Thanks to Paul Gripton of Velo Club Chevaliers Bleus, the newly formed cycling club of Cambridgeshire Constabulary, closed circuit racing is coming to the old Alconbury Airbase this summer. Two evenings of racing are planned for 28th July and 18th August, but a bit of preparation work is needed first.
Alconbury grew from one of the many World War Two bases in to one of the big American cold war bases which once dotted East Anglia. Today the Phantoms and A10 Thunderbolts, which used to pair up and practice dummy attack runs on my school bus as it crossed the Fens, are long gone. The elegant F-5 Tiger fighter, gate guardian for the main entrance, still I think points to the sky.
I first visited the base as a teenager. We went bowling. We went to an overseas territory of the US of A slap bang in the middle of the Cambridgeshire countryside. We showed our passports and exchanged our pounds for dollars. We bought Hershey bars because they were an exotic novelty, not for the taste. The second time I went was over twenty years later racing in the Tour of Cambridgeshire; I only remember the wind and sleeping policemen. On Tuesday I went for the third time to help prepare the race circuit. Behind the new entrances I saw Alconbury airbase is still a peculiar and alien world. The great length of the runway is lined by giant walls of steel shipping containers. Ranks of brand new cars, regimented by make and model sit on the concrete, but the great whale backed humps of the hangers are still there, nestling like small, bomb hardened hills between high rise pallet towers. Other cold war relics are still there too; control towers, water towers, a derelict bus stop and miles and miles of barbed wire fencing. There’s always a reminder of what this site was.

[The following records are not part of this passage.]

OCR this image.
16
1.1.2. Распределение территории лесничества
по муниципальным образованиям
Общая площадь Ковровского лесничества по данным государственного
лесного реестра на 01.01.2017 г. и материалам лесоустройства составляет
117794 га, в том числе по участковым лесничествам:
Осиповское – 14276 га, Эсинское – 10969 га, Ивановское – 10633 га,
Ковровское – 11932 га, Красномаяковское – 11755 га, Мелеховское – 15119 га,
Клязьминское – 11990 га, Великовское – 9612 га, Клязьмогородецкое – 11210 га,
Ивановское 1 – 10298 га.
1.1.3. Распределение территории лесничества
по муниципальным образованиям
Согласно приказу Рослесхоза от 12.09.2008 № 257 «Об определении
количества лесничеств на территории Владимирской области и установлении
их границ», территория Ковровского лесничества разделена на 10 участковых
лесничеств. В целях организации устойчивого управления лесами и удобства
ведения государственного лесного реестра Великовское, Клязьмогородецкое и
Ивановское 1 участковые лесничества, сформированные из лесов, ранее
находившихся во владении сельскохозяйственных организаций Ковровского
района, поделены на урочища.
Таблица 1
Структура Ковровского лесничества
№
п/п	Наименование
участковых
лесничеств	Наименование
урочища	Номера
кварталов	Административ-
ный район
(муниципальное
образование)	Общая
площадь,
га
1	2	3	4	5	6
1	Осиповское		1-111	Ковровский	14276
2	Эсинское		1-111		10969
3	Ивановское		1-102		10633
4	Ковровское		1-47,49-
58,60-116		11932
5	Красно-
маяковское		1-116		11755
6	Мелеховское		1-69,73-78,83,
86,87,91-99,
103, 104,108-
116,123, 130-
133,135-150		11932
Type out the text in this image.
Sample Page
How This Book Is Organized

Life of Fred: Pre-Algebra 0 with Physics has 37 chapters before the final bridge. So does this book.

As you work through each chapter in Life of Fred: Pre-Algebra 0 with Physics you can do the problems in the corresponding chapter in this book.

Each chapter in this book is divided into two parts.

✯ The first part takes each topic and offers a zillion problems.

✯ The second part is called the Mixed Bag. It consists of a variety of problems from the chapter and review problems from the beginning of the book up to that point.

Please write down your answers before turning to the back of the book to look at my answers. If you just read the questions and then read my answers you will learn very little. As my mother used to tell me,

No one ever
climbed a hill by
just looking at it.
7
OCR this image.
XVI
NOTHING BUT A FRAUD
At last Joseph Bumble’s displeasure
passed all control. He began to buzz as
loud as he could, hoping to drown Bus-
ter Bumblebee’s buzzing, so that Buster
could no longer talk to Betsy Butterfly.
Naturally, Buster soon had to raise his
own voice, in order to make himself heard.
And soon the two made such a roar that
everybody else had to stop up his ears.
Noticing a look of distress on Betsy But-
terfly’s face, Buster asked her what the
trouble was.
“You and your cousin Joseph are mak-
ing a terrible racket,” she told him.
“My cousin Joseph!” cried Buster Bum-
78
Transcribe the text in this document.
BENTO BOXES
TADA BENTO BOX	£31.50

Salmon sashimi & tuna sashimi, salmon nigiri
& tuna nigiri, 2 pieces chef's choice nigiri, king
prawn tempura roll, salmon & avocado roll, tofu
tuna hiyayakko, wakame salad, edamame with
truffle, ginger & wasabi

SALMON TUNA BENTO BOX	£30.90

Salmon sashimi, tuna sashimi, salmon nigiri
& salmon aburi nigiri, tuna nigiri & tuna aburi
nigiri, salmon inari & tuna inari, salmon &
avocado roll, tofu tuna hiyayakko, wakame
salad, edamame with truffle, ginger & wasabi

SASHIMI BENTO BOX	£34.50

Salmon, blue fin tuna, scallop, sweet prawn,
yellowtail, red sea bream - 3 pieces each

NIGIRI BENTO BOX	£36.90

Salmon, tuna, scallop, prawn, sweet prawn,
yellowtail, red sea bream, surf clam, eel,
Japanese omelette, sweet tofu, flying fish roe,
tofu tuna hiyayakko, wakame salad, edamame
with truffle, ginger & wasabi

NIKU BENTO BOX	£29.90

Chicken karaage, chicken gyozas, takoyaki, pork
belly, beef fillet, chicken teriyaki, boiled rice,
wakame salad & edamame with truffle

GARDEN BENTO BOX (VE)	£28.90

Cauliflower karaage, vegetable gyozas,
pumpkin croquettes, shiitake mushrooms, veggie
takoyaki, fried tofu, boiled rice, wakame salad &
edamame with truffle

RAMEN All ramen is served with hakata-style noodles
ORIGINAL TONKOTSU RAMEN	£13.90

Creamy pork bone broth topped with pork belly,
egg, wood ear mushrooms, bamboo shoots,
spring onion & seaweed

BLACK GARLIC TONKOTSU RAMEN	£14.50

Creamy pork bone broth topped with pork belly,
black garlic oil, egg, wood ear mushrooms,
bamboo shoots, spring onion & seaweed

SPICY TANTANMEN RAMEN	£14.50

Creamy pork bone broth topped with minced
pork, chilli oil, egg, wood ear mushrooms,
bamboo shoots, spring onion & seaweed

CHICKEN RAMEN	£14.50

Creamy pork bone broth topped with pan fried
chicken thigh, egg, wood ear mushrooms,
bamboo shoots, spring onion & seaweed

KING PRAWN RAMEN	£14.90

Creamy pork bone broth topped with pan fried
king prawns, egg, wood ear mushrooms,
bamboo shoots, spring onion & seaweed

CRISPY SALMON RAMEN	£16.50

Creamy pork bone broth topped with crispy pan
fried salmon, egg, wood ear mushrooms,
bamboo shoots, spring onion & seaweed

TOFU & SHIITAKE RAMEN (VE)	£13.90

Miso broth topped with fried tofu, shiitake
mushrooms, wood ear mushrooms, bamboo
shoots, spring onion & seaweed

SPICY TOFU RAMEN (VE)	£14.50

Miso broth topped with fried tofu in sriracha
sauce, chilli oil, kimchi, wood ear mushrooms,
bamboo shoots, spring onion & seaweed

Anyway the circuit. Much of the hardwork had already been done, but there was still enough to fill the evening. Tom, from the club, two Chevaliers and I teamed up to clear a section on the back of the course. It was part of the old perimeter road and we were tasked with unearthing the kerbs and clearing any other debris. It was satisfying work and bit by bit we cleared away two decades of accumulated neglect and muck. Hopefully we’ll get some heavy rain before Tuesday to wash the rest of the muck into the drains we uncovered. Overall the surface of the perimeter road is pretty good. The perimeter road ends abruptly with a tight 90 degree bend leaning back to the runway through a pallet canyon. From there the course is traced by cones through the cars. Then it is back to the perimeter via a fairly rough section, but probably no worse than many open roads. It should make for an interesting race, I’m looking forward to it.